期刊
TOXICOLOGICAL SCIENCES
卷 110, 期 1, 页码 224-234出版社
OXFORD UNIV PRESS
DOI: 10.1093/toxsci/kfp092
关键词
electrocardiogram; doxorubicin; cardiotoxicity; hypertension
类别
资金
- Environmental Protection Agency, United States Government
Electrocardiography (ECG) is one of the standard technologies used to monitor and assess cardiac function, and provide insight into the mechanisms driving myocardial pathology. Increased understanding of the effects of cardiovascular disease on rat ECG may help make ECG assessments in rat toxicology studies routine, thus facilitating continuous measurement of functional decrements associated with cardiotoxicant exposure. These studies seek to test the hypothesis that hypertensive rats are more susceptible to the short-term cardiotoxic effects of doxorubicin (DOX) when compared with normotensive rats with respect to continuously measured ECG endpoints. Male Wistar-Kyoto (WKY) and spontaneously hypertensive (SH) rats surgically implanted with radiotelemeters were treated once a week for three weeks with either vehicle, 1.25 (low), 2.5 (medium), or 5 (high) mg/kg DOX (i.p.). ECG, heart rate (HR), and core body temperature (T-co) were continuously monitored during the 1-week baseline and throughout the experimental period until rats were sacrificed 24 h after the third injection. DOX prevented normal body weight gain in both strains and significantly decreased diurnal HR and T-co of high DOX SH rats.
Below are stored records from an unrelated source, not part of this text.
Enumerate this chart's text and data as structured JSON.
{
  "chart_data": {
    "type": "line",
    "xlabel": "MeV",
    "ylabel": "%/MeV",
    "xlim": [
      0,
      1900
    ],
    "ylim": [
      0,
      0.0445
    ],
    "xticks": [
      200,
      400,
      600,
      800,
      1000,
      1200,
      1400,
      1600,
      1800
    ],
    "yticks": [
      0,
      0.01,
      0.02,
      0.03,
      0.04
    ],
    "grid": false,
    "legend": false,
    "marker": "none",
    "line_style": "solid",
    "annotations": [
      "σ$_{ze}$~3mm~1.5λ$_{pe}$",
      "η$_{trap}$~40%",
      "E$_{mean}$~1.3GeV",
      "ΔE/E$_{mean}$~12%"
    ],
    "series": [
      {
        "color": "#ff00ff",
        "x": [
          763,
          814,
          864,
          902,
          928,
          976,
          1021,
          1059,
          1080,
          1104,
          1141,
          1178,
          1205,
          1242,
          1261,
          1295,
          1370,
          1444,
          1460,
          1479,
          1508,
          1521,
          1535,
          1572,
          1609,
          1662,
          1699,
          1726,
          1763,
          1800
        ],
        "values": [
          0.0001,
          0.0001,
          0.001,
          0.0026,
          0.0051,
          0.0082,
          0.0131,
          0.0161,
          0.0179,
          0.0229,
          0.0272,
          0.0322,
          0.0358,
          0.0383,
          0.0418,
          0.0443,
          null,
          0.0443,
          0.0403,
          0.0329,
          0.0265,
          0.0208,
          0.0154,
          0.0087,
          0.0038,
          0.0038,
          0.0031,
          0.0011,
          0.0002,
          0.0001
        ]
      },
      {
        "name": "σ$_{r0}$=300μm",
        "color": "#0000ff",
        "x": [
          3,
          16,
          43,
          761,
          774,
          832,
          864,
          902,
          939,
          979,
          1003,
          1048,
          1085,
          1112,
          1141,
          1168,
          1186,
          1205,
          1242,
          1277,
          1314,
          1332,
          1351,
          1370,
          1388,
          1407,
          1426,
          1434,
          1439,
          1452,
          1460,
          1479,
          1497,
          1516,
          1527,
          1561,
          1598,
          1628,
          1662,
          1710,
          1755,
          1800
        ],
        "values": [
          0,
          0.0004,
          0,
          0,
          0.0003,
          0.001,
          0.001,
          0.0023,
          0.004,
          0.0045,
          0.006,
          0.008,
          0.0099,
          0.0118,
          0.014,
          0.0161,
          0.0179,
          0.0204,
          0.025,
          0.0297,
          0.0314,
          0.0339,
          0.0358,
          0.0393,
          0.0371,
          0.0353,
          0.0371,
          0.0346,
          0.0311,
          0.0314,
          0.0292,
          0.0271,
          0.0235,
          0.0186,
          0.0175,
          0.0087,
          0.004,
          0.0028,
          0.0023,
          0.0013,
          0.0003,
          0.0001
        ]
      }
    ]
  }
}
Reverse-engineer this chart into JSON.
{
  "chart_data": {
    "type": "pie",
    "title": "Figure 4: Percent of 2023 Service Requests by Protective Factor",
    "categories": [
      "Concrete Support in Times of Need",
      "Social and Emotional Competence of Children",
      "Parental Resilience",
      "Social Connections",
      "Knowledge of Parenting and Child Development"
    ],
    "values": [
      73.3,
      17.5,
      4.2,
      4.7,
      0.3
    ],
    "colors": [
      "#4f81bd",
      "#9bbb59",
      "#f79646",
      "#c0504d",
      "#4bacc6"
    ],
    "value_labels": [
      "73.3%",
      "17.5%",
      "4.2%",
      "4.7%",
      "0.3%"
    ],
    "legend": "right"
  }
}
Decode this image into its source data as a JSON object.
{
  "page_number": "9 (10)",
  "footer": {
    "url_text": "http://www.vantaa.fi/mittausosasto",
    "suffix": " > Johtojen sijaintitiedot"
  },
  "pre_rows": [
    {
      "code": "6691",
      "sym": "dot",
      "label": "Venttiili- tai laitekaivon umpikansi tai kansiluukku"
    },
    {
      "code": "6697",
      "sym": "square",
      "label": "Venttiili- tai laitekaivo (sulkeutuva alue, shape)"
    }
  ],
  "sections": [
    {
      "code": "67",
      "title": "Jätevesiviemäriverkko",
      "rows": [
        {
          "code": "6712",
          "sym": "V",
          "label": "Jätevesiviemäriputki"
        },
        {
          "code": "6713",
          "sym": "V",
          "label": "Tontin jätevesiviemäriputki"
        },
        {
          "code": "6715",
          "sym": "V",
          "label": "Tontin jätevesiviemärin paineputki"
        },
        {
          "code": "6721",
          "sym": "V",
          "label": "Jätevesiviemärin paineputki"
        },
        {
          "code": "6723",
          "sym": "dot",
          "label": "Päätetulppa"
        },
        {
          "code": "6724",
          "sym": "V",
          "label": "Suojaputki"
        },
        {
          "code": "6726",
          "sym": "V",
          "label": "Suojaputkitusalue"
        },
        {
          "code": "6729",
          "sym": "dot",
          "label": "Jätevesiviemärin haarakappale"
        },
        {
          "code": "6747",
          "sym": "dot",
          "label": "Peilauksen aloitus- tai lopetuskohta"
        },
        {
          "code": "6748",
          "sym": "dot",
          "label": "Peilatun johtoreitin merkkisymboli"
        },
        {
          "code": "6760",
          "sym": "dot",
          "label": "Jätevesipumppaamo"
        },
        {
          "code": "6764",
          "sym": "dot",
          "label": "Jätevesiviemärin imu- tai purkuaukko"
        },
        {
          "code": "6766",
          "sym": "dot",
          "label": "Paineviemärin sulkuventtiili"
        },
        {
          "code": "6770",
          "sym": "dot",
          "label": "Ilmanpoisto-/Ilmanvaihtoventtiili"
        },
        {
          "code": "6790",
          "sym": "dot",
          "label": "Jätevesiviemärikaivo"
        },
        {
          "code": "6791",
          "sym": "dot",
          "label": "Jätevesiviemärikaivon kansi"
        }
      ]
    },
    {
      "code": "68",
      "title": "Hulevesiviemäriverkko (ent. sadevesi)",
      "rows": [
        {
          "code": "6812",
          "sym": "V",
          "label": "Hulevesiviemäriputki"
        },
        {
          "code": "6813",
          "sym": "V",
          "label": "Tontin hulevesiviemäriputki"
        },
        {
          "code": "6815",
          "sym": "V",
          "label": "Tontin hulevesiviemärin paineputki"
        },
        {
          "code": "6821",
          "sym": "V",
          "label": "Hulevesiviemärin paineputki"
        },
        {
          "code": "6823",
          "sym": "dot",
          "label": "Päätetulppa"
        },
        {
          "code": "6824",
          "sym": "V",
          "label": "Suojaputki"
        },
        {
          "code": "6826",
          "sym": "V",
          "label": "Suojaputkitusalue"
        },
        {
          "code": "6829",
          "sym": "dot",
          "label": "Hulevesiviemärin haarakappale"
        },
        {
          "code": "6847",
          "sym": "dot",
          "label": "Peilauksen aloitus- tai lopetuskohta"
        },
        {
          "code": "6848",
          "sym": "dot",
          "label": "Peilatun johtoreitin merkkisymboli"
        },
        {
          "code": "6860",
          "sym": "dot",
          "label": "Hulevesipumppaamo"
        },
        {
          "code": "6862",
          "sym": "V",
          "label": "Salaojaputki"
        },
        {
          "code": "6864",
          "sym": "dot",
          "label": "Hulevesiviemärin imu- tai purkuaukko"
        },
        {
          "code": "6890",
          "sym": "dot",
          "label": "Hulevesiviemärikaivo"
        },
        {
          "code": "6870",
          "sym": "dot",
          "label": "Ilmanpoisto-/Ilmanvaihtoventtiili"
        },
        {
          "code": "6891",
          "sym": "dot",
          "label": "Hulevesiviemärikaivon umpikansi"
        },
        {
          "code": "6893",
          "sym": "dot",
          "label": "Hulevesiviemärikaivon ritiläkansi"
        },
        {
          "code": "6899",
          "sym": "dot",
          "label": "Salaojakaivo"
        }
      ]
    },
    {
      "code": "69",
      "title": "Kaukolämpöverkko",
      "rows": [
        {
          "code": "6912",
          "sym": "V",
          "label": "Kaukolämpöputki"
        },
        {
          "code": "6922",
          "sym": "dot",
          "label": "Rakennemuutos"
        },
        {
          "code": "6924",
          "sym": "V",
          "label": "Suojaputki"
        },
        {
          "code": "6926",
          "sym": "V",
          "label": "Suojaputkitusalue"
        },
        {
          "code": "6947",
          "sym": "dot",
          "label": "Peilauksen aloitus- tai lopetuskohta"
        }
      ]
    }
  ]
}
In the ECG, SH rats had prolonged baseline PR intervals and QT(c) when compared with WKY rats. All DOX-treated WKY rats subsequently developed PR interval prolongation; however only those treated with high DOX had increased QT(c). DOX caused an increase in ST interval in SH rats, and resulted in ECG morphology changes. The number of arrhythmias due to DOX was increased in both strains. In conclusion, ECG analysis can reveal underlying cardiovascular disease as a risk factor in the heart's response to toxicant-induced injury in the rat; and be a valuable tool to evaluate baseline vulnerability and assess cardiotoxicity.